- Sergeant Ran Gvili, a member of the Yasam police unit
By SCM Staff Writer
TEL AVIV — The Israeli military announced on Monday that all hostages held in the Gaza Strip, both living and deceased, have been returned to Israel, marking the end of a grueling 843-day national ordeal that began with the Hamas-led attacks on Oct. 7, 2023.
The final closure came after the Israel Defense Forces (IDF) identified and recovered the remains of Master Sergeant Ran Gvili, a member of the Yasam police unit. His return concluded a mission that had become the defining moral and military objective of the longest war in Israel’s history.
“The return of all the hostages… represents the promise between the IDF and the citizens of the State of Israel—to never leave anyone behind,” the military said in a statement.
A Long-Awaited Resolution
The announcement covers not only the 251 people seized during the 2023 massacre but also four Israelis held in Gaza for over a decade: civilians Avera Mengistu and Hisham al-Sayed, and the remains of soldiers Hadar Goldin and Oron Shaul, who were killed during the 2014 conflict.

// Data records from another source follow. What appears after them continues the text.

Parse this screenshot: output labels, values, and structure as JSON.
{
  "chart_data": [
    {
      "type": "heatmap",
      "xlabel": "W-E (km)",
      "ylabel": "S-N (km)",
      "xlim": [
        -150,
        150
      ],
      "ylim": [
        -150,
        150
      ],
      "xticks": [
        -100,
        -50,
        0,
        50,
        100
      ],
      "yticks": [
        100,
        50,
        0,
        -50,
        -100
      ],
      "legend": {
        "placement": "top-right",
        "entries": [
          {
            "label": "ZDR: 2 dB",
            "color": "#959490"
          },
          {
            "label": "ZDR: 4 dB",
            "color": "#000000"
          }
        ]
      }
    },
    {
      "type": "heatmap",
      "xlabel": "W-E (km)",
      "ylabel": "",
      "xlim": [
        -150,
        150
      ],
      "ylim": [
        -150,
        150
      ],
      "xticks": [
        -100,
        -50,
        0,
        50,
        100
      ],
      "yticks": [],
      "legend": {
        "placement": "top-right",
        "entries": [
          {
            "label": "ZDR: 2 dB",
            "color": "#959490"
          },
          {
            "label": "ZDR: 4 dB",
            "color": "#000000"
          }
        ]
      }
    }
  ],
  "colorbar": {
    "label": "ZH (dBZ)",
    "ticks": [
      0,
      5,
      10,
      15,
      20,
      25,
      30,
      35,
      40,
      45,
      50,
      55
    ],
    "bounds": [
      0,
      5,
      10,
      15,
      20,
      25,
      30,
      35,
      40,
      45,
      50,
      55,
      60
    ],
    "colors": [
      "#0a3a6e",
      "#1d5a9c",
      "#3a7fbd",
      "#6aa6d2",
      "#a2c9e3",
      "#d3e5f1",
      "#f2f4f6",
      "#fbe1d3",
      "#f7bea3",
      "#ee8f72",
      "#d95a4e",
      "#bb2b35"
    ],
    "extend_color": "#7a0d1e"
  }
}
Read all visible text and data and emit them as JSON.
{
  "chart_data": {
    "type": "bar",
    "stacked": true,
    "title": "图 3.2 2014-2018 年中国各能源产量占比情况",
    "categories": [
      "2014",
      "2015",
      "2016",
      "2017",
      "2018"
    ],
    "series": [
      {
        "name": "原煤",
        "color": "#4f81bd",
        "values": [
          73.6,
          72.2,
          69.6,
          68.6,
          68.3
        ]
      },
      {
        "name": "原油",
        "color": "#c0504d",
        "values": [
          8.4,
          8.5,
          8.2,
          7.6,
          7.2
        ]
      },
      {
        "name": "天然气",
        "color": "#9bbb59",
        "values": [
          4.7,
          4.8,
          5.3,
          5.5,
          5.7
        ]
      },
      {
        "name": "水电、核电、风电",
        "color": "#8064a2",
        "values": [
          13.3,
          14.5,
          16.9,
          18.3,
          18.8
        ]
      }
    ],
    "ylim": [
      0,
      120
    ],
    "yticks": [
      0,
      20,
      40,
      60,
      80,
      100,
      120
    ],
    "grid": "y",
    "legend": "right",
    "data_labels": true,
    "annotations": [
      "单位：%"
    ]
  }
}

For Israel, the news brings a somber mixture of relief and profound mourning.
While some hostages were freed during a weeklong ceasefire in late 2023 or rescued in high-risk special operations, many others returned in coffins.
The IDF’s announcement was an explicit acknowledgment of the heavy toll paid to reach this moment, noting that 924 soldiers had fallen in battle since the start of the war.
‘The Primary Mission’
The IDF’s statement today was notably reflective, beginning with a rare and blunt admission of the failure that started the conflict.
“On the morning of Oct. 7, the IDF failed in its primary mission—to protect the citizens of the State of Israel,” the military said.
It described the subsequent two years of combat as a “moral duty” to rectify that failure, involving joint operations between the Southern Command, intelligence directorates, and the Shin Bet security agency.
The recovery of Sergeant Gvili’s remains served as the final piece of a complex puzzle that spanned nearly 28 months of urban warfare and subterranean searches across the Gaza Strip.
A Nation Scared by War
While the return of the hostages closes a significant chapter, the scars of the conflict remain deep.
The military noted that beyond the 1,200 people murdered on Oct. 7, more than 20,000 Israelis have been injured “in body and in soul” over the course of the fighting.
In Jerusalem and Tel Aviv, the news was met with quiet reflection rather than celebration.
For many families, the return of a loved one for burial offers a chance for a final goodbye, but it does not erase the trauma of the nearly 850 days of uncertainty.
The IDF concluded its announcement with a pledge to “implement the lessons” of the disaster and to ensure that the breach of Israel’s borders never happens again.
For a nation that has been on a war footing for over two years, the return of the last hostage marks the end of a campaign, but the beginning of a long process of national recovery.